Ben Folds Five – The Sound of the Life of the Mind [2012]

ben-folds-five_the-sound-of-the-life-of-the-mindBen Folds Five
The Sound of the Life of the Mind

ImaVeePee Records
États-Unis
Note: 6/10 

 

Treize ans après The Unauthorized Biography of Reinhold Messner (550 Music, 1999), l’un des groupes les plus hétéroclite des années 90 reprend du service sur The Sound of the Life of the Mind. Ce quatrième album studio marque l’aboutissement d’une nouvelle collaboration qui, à la base, ne devait durer que le temps de l’enregistrement de trois nouveaux titres. Réunis en 2011 dans le but d’agrémenter une nouvelle compilation (The Best Imitation of Myself : A Retrospective), les trois copains de Chapel Hill en Caroline du Nord ont finalement décidé de céder aux demandes répétées de leurs loyaux fans et de revenir avec un album complet. Une bonne idée tout ça? Surtout quand Folds se rappelle qu’il ne s’agit pas d’un autre de ses enregistrements solos…

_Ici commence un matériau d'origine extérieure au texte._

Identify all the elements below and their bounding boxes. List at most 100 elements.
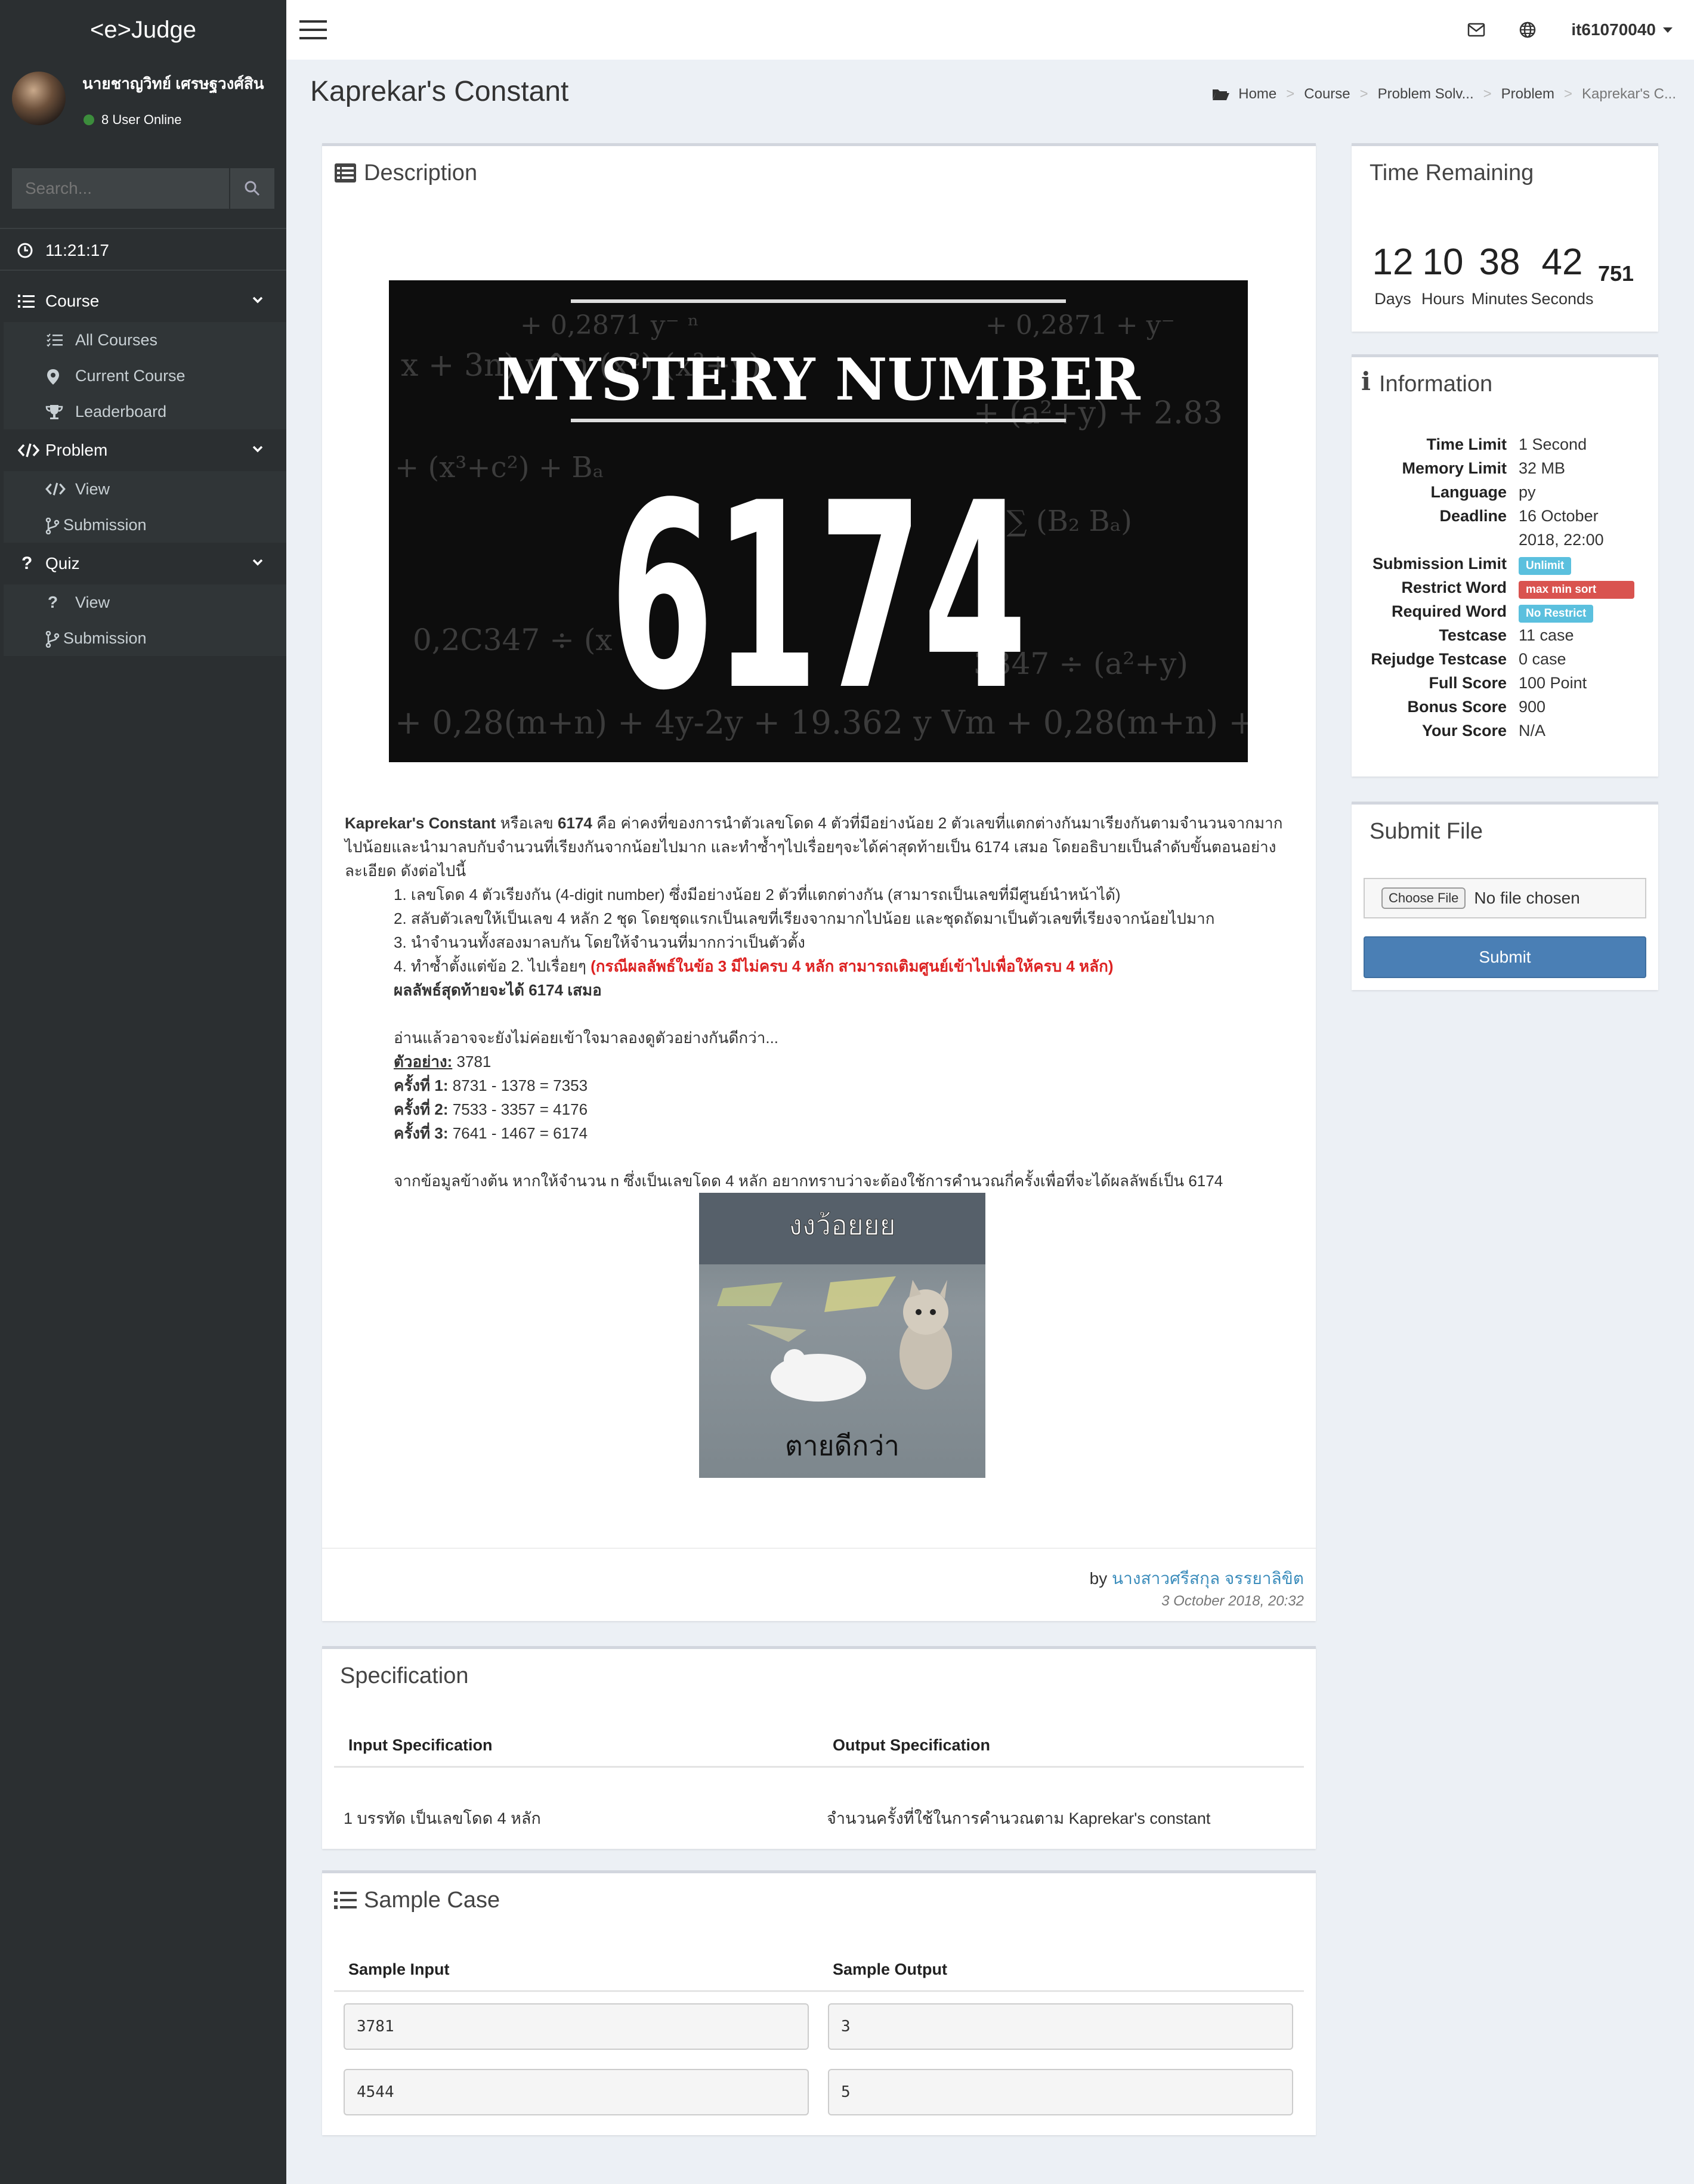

Contrairement à leurs trois albums précédents, le trio n’a pu compter sur l’oreille du réalisateur Caleb Southern (occupé à remplir des engagements ailleurs). Pour The Sound of the Life of the Mind, les trois acolytes se sont donc tournés du côté du multiinstrumentaliste Joe Pisapia qui, à l’époque où il était toujours membre de Guster, avait déjà ouvert pour Folds. Ce dernier, qui avait su amener une certaine rigueur en studio avec son ancienne formation, répète partiellement l’exercice avec Ben Folds Five. Puisque malheureusement, ce quatrième essai ne mise pas sur la même variété ou la même richesse instrumentale que ses prédécesseurs.

Dans ses meilleurs moments (Michael Praytor, Draw a Crowd ou Do It Anyway), The Sound of the Life of the Mind (un gros merci à l’écrivain Nick Hornby pour le court titre) comporte tous les éléments qui font que Ben Folds Five est un groupe si difficilement classable. Des textes humoristiques de Ben FoldsIf you’re feeling small, and you can’t draw a crowd. Draw dicks on a wall») en passant par la touche jazzy de Darren Jessee derrière sa batterie ou les solos de basse de Robert Sledge (puisque Folds n’a jamais compris l’utilité de la guitare), Ben Folds Five possède un son dont seuls eux connaissent le dosage.

Dans ses pires moments (On Being Frank, Hold That Thought ou Thank You For Breaking My Heart), l’écoute de ce quatrième album peut se montrer assez pénible. On en vient à penser que Folds aurait pu laisser plus de place à ses complices en studio. Puisque sonner comme Billy Joel  ou Elton John dans les années 90, c’est loin d’être agréable à l’oreille.

Néanmoins, un plaisir (très) coupable et ce, même si le ratio de ballades endormantes pouvait être moindre. Pour l’instant, on les écoute aux côtés des Fraggle Rocks!